In questo senso, la decisione del consiglio della confraternita si avvicina a un atto giurisdizionale in senso lato, pur restando confinata nell’ambito privato e associativo. Il confratello, in caso di sanzione che riteneva ingiusta, poteva sempre rivolgersi al vescovo, e in tal modo il procedimento interno trovava il suo naturale contrappeso in un’autorità imparziale esterna.

In conclusione, lo statuto del 1895, pur collocandosi in un periodo storico peculiare, mostra un sistema disciplinare ben congegnato, in cui la pena non era mai arbitraria ma fondata su norme scritte, con la possibilità di difesa dell’incolpato e con un bilanciamento di poteri tra organi interni, organo di garanzia (la banca) e le giunte (degli eletti e plenaria), potendo però sempre adire in ultima istanza l’autorità ecclesiastica. È proprio questa struttura, a metà tra diritto privato e diritto canonico, che conferisce alle confraternite quel carattere para-giurisdizionale che la dottrina ha spesso sottolineato, dove le decisioni disciplinari hanno un contenuto giuridico effettivo pur non essendo riconducibili a un vero processo civile o penale.

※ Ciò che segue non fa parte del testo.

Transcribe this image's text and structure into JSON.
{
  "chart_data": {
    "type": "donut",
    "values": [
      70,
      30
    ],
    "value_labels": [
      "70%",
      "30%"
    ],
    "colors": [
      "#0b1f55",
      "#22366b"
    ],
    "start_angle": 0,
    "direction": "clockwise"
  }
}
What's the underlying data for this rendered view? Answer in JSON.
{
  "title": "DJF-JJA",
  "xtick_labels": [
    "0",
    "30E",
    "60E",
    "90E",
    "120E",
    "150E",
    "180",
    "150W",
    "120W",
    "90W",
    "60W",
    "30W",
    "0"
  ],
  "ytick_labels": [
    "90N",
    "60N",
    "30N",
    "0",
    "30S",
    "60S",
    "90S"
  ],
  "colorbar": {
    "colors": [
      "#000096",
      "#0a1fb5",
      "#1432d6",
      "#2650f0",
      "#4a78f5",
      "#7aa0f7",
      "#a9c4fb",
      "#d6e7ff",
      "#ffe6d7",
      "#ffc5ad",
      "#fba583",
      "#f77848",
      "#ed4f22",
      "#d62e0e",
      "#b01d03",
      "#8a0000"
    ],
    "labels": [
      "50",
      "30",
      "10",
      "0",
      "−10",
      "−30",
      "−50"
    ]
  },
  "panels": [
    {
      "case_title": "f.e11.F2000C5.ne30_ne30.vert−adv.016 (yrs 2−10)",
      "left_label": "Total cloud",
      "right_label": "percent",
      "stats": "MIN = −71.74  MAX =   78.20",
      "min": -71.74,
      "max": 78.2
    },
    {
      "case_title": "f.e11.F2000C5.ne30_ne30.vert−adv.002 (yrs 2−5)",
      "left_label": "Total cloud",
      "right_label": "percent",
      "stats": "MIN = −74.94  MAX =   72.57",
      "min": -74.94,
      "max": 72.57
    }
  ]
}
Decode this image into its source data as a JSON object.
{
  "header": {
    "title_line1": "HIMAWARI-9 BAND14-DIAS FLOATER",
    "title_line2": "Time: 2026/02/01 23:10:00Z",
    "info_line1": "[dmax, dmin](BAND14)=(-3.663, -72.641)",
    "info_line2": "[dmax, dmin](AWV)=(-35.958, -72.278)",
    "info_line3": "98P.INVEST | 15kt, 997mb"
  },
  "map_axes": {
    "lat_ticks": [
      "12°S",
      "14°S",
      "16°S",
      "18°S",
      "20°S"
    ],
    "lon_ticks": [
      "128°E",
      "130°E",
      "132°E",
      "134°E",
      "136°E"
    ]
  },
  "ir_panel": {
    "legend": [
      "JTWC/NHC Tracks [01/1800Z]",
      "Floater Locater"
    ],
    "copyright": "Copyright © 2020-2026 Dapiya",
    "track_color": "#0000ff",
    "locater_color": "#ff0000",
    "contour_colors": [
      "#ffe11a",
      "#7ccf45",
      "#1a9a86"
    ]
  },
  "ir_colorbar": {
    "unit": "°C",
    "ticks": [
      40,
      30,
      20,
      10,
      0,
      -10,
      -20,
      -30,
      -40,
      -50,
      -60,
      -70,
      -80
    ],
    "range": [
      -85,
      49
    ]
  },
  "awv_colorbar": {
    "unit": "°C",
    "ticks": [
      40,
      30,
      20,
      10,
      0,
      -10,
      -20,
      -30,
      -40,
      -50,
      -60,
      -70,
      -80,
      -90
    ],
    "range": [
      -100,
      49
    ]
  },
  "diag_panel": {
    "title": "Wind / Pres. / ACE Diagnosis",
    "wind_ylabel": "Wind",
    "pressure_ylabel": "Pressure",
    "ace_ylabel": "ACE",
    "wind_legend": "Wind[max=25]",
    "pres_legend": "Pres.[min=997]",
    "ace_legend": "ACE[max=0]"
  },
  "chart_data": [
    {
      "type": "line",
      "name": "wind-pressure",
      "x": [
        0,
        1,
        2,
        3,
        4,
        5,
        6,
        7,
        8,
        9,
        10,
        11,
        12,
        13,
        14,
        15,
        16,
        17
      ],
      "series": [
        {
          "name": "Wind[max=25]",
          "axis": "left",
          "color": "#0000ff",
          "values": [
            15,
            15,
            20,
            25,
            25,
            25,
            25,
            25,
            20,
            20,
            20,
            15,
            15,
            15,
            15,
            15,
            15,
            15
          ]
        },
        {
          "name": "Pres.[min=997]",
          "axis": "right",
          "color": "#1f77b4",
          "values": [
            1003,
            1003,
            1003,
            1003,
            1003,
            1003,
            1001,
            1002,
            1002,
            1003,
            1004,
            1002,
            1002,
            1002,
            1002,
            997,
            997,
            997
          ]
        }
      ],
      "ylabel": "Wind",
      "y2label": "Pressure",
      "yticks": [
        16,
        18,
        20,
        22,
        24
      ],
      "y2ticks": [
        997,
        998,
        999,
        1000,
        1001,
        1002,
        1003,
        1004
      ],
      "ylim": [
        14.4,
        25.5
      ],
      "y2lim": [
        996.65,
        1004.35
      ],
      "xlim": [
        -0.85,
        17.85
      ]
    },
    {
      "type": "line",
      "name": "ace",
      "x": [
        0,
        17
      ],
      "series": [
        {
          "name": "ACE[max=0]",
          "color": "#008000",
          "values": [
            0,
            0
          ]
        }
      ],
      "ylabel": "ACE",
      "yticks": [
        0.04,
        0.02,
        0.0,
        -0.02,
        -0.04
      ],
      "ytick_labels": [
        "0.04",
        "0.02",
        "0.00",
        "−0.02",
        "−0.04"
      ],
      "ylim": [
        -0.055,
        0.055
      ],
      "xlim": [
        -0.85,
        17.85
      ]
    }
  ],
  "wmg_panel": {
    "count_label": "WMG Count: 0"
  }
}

Possiamo quindi sostenere che i procedimenti disciplinari confraternali fossero un riflesso “in piccolo” del diritto canonico, riecheggiandone non solo la logica (ammonizione in funzione protettiva per il singolo e per evitare lo scandalo pubblico), bensì le stesse garanzie minime (contraddittorio, “audita et altera parte”, appello), e persino la medesima scala di sanzioni progressive (ammonizione, sospensione, esclusione con funzione di sostanziale “excommunicatio”). In sintesi, e semplificando all’estremo, la confraternita si comportava come una chiesa in miniatura, dotata di un proprio foro interno, che ricalcava le strutture e i principi del diritto canonico.